Пару раз в неделю Юджин ездил в город и пил чай со своим другом детства, которого знал со школы и который теперь был родсовским стипендиатом в Мертон-колледже. Юношу звали Джонни Парк: он был добродушный, трудолюбивый, очень усидчивый молодой человек. Он имел терпеливый, добросовестный и хорошо упорядоченный план жизни, которому он следовал с детства. До сих пор план работал блестяще. Сформированный в родном воздухе и реализованный под знакомыми небесами, этот план никогда не подвергался никаким испытаниям вроде сомнений, странностей, каких-либо серьезных трудностей, темных приступов путаницы в душе или иных непредвиденных сюрпризов, ударов или вывертов фортуны, которые нарушают наши жизни с яростью бури, крутят, ломают и пускают наши драгоценные ожидания наперекосяк.

Поэтому, когда он был награжден стипендией Родса несколько месяцев назад, во время своего последнего года обучения в университете, казалось, что план жизни Джонни неизбежно продолжит исполняться как надо. Все знали, что он будет выбран стипендиатом; так оно и случилось с похвальной точностью, и Джонни объявил, как и должен был, что он будет изучать «международное право», и все было правильно и разумно, как оно и должно было быть, и теперь он был здесь, чтобы продолжать шествовать вперед к своей блестящей цели, как он всегда делал.

Но, в первый раз в его жизни, что-то пошло не так, что-то было ужасно, кошмарно неправильно, и Джонни еще не знал, что это было. Возможно, он никогда и не узнал бы, но сейчас он испытывал самое сильное чувство тоски и растерянности в своей жизни, и он это знал. Его голос был по-прежнему медленным, тягучим и добродушным, он был полон любезности, теплоты и дружелюбия, как и всегда. Он быстро и покорно приспособился ко всем обычаям и обрядам новой жизни: уже начал носить серые мешковатые брюки и твидовые пальто из мастерской приличного портного, договорился со своими товарищами о поездках и пеших походах на материке во время каникул, встречался со своими наставниками, выяснил все насчет инспекторов и штрафов, изучил систему счетов и казенного кошта, то есть финансовых отчетов в колледже, вступил в землячество и послушно научился заниматься спортом во второй половине дня — он даже познал таинственный церемониал файф-о-клок и пил чай в своем съемном жилище каждый день… Все это он узнал и проделал со своей обычной пунктуальностью и тщательностью, но что-то пошло не так.
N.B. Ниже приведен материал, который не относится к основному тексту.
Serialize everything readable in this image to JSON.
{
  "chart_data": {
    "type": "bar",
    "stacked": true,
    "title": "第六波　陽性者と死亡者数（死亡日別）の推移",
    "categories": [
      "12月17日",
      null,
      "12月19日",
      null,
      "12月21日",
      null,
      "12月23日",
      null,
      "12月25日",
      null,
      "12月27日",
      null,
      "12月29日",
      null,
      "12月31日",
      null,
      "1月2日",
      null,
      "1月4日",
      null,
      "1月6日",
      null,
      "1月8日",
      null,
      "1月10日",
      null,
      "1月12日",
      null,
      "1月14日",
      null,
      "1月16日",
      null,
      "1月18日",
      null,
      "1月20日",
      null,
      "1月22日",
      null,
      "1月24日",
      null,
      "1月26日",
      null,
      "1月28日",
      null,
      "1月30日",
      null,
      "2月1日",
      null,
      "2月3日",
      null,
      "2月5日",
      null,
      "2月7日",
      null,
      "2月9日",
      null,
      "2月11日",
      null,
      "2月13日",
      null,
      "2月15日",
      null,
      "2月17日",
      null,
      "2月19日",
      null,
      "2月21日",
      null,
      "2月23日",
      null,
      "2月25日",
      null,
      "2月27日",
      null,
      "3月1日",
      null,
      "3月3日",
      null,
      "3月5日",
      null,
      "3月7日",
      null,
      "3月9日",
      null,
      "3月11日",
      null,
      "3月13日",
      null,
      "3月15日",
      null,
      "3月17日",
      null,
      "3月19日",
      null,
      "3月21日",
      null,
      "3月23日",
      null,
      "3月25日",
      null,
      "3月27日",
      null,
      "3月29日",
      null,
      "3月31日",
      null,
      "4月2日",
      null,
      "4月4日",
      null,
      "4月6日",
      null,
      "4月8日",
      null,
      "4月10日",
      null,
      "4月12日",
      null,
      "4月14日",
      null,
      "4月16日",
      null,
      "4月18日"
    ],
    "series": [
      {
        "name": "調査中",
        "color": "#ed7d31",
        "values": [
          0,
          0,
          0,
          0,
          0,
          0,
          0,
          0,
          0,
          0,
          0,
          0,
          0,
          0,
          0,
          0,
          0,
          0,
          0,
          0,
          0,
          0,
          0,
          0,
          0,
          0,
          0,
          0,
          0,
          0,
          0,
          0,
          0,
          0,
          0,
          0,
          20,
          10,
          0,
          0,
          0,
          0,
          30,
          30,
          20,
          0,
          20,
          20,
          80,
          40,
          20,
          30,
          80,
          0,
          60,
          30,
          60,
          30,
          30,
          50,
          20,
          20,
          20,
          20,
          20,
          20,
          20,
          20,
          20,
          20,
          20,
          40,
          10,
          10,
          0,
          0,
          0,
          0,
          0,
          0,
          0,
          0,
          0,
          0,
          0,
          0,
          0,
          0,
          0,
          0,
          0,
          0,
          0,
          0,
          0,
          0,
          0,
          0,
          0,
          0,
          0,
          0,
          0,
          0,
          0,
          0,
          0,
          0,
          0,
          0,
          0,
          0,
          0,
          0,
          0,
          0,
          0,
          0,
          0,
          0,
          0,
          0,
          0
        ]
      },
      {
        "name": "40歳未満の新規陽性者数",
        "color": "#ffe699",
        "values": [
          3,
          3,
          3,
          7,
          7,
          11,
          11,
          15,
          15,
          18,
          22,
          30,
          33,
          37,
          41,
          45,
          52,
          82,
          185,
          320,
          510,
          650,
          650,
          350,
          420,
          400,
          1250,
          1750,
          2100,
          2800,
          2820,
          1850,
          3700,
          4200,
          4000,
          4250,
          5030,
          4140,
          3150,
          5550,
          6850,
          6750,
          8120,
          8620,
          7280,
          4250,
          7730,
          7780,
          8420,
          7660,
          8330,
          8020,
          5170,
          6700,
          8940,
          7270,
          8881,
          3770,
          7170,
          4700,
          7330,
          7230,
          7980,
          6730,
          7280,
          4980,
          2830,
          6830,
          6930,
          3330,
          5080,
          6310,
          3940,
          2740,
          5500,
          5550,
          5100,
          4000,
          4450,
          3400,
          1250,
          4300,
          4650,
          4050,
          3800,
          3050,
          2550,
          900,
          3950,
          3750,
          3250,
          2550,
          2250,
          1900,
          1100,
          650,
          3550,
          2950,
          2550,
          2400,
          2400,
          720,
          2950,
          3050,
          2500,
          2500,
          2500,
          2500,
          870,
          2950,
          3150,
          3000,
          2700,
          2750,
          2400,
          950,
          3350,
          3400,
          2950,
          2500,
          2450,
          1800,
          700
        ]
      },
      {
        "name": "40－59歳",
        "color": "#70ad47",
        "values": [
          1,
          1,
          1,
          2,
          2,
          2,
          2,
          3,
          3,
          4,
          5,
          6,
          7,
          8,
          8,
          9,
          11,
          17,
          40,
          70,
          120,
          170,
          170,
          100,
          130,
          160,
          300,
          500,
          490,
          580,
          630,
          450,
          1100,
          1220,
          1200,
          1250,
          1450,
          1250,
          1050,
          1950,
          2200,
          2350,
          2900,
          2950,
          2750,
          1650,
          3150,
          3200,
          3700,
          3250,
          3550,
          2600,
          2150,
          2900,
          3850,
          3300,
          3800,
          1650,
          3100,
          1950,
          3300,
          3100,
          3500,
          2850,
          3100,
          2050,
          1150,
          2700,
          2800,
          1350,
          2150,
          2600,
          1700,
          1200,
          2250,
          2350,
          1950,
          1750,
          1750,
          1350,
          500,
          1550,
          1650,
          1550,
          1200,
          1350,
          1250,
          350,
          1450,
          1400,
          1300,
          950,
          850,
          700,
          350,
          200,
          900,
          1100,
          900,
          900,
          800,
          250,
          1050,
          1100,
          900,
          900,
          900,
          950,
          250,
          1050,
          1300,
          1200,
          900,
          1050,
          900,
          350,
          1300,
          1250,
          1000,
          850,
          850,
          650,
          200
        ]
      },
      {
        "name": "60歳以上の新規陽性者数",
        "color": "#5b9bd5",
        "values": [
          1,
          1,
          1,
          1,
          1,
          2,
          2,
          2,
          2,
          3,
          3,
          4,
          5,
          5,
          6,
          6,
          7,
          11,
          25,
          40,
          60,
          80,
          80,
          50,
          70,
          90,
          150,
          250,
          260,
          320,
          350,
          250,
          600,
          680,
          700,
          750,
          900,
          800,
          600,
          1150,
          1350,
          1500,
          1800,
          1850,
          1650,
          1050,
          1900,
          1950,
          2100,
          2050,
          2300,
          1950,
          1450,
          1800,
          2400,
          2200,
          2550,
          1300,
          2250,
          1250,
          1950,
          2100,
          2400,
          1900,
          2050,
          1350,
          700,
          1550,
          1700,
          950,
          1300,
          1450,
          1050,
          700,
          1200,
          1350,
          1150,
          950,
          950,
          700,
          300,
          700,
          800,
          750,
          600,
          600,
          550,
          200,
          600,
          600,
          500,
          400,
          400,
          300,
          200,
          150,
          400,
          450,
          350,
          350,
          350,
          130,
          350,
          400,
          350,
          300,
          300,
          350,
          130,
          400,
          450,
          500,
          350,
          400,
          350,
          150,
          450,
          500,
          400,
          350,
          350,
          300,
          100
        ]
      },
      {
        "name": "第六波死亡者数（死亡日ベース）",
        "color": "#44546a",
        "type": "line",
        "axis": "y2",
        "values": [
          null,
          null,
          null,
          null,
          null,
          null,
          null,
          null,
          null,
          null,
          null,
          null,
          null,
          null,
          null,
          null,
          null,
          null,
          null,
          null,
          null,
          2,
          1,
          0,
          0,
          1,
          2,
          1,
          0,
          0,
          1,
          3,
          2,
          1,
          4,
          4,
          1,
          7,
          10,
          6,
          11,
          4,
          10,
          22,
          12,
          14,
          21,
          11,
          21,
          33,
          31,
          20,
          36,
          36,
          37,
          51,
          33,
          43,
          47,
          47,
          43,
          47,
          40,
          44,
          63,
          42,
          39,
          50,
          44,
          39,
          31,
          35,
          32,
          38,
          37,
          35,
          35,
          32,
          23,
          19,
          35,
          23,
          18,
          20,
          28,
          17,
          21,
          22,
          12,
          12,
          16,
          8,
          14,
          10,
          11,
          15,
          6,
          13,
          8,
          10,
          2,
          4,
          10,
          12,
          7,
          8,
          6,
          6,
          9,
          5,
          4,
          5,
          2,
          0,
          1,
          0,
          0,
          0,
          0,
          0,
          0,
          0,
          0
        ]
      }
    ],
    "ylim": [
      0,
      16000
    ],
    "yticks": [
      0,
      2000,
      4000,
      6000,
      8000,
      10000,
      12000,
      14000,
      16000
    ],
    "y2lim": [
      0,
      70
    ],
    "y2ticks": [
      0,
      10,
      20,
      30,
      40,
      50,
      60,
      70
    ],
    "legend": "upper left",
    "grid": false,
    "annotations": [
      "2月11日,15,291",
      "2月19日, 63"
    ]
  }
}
Казалось, в Джонни ровным счетом ничего не изменилось: его улыбка, медленный и добродушный голос, его любезность, тепло, скромность и дружелюбие — все было как всегда, за исключением его глаз. Обычное тихое, задумчивое, исполненное спокойной уверенности выражение его глаз изменилось: он выглядел теперь ошеломленным, растерянным, его взгляд был полон боли и замешательства, как у человека, которого только что жестоко ударили по черепу, а он еще не понял, что с ним случилось.

Он оказался в совершенно невозможной ситуации: был подвергнут трагическому испытанию одиночества, чужеродности и недоумения среди всех сложных и странных форм новой жизни, к которой ничто ни в малейшей степени не готовило прежде. Он родился в небольшом городке на Юге, там же ходил в школу, учился в университете своего штата и всю свою жизнь жил в знакомой среде, дышал знакомым воздухом, слышал вокруг знакомые слова, повторяемые знакомыми голосами, не знал и не видел ничего, кроме спокойствия, уверенности и успеха во всем, что он планировал.

И теперь все это, даже земля под его ногами, казалось, растаяло, как струйка дыма, и он бродил вслепую по жизни, которая представлялась ему не менее странной, чем какая-нибудь Азия, чем луна; и не знал, к кому обратиться, за что схватиться, в какую дверь войти. За всю свою жизнь он ни разу не видел и не посетил ни одного большого города, потом видел Нью-Йорк буквально в течение дня-двух, потом за неделю впервые познал тайну моря и жизнь на большом корабле, а теперь остался здесь, окруженный зеленой английской сельской местностью, в маленьком древнем городке. Джонни как был, обнаженный и совершенно неподготовленный, оказался заброшен жестоко, внезапно в жизнь куда более тонкую, сложную и запутанную, чем его спокойный разум вообще когда-либо мог представить.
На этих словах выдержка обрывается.